The missing TB patients have been a main area of concern for the international financing and partnership organisation and the issue came under discussion at a meeting in Geneva where the figures of disease burden in Pakistan, especially Punjab, were shared, the official said.

He said the World Health Organization (WHO) guidelines say the bacteria that causes TB spreads through the air when a person with disease coughs, speaks, or spits. A TB patient (if not traced and treated timely) may spread TB to 15 people of immediate contact yearly when they breathe in the bacteria and become infected.

According to the Global Fund, Pakistan with an estimated 510,000 new TB cases emerging each year ranks fifth among high-burden countries worldwide. The country is also estimated to have the fourth-highest prevalence of multidrug-resistant TB globally.

Pakistan is one of the 13 partner countries in a Global Fund TB catalytic investment initiative aimed at finding and treating 1.5 million missing cases of TB by the end of 2019.

The federal ministry’s July 11 official letter has given Aug 15 deadline to Punjab to avoid suspension of Global Fund’s grant for the TB Control Programme for failure to address issues pointed out by the Centre.

It has detected several other “blunders” in the programme and addressed the senior health mangers including health secretary, programme director and the director general health services. It made serious accusations stating that Punjab’s programme was not reporting data of TB patients at the District Health Information Software (DHIS-II) since January 2019.

Currently used in more than 60 countries around the world, the DHIS is an open source software platform for reporting, analysis and dissemination of data for all health programmes, developed by the Health Information Systems Programme (HISP), to curb fake reporting through manual system.

Punjab also faced criticism for not submitting Progress Update and Disbursement Request (PUDR), a mandatory condition of the Global Fund to disburse further grant to the province, states the report.

Punjab TB Control Programme Director Aamir Nazir clarified his position claiming that the provincial government was directly responsible for the 138 vacant positions. He said the programme suffered owing to the ban on recruitments in Punjab.

About the missing TB patients, Dr Aamir said the programme was facing challenges to address this highly significant issue.
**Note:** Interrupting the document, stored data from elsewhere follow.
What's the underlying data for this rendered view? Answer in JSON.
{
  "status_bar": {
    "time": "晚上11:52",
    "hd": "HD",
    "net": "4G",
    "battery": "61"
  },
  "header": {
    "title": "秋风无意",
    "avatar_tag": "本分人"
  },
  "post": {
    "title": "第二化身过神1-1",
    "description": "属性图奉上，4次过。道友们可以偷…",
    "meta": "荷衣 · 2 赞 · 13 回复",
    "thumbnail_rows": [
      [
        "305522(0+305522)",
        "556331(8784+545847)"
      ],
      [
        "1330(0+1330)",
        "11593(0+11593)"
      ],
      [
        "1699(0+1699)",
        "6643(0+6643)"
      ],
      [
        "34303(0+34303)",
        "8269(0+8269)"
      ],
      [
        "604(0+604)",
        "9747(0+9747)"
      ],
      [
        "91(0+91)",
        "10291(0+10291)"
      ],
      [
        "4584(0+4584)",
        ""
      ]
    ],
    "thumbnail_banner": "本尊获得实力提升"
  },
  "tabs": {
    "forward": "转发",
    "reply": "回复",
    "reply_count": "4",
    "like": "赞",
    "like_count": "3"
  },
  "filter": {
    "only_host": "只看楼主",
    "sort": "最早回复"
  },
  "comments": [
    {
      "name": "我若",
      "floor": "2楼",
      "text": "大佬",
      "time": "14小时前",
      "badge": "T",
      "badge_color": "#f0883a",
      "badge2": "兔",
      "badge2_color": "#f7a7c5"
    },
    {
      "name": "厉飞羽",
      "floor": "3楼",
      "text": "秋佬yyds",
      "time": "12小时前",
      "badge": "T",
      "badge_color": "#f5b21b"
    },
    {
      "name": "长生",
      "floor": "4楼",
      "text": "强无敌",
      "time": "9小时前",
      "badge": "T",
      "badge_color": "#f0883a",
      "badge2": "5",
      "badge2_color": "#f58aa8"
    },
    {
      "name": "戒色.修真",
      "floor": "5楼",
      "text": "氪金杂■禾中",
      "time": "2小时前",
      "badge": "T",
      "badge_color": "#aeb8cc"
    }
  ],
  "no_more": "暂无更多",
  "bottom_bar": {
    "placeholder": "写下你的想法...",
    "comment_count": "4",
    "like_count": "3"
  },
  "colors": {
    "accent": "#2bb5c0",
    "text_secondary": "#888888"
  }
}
He said the Global Fund was also responsible to some extent as it was supposed to prepare sites for the programme management of drug resistant tuberculosis (PMDT) without which they are facing issues to hit targets in Punjab.

Similarly, Dr Aamir claimed that he had strong reservations on the authenticity of the provenance of the TB disease that showed the huge number of cases in Punjab. When reminded that the survey was done by the National TB Control Programme with the technical assistance of the global organisations, he said, even then he had some doubts and the authorities must plan a new survey to reach an exact number of TB patients.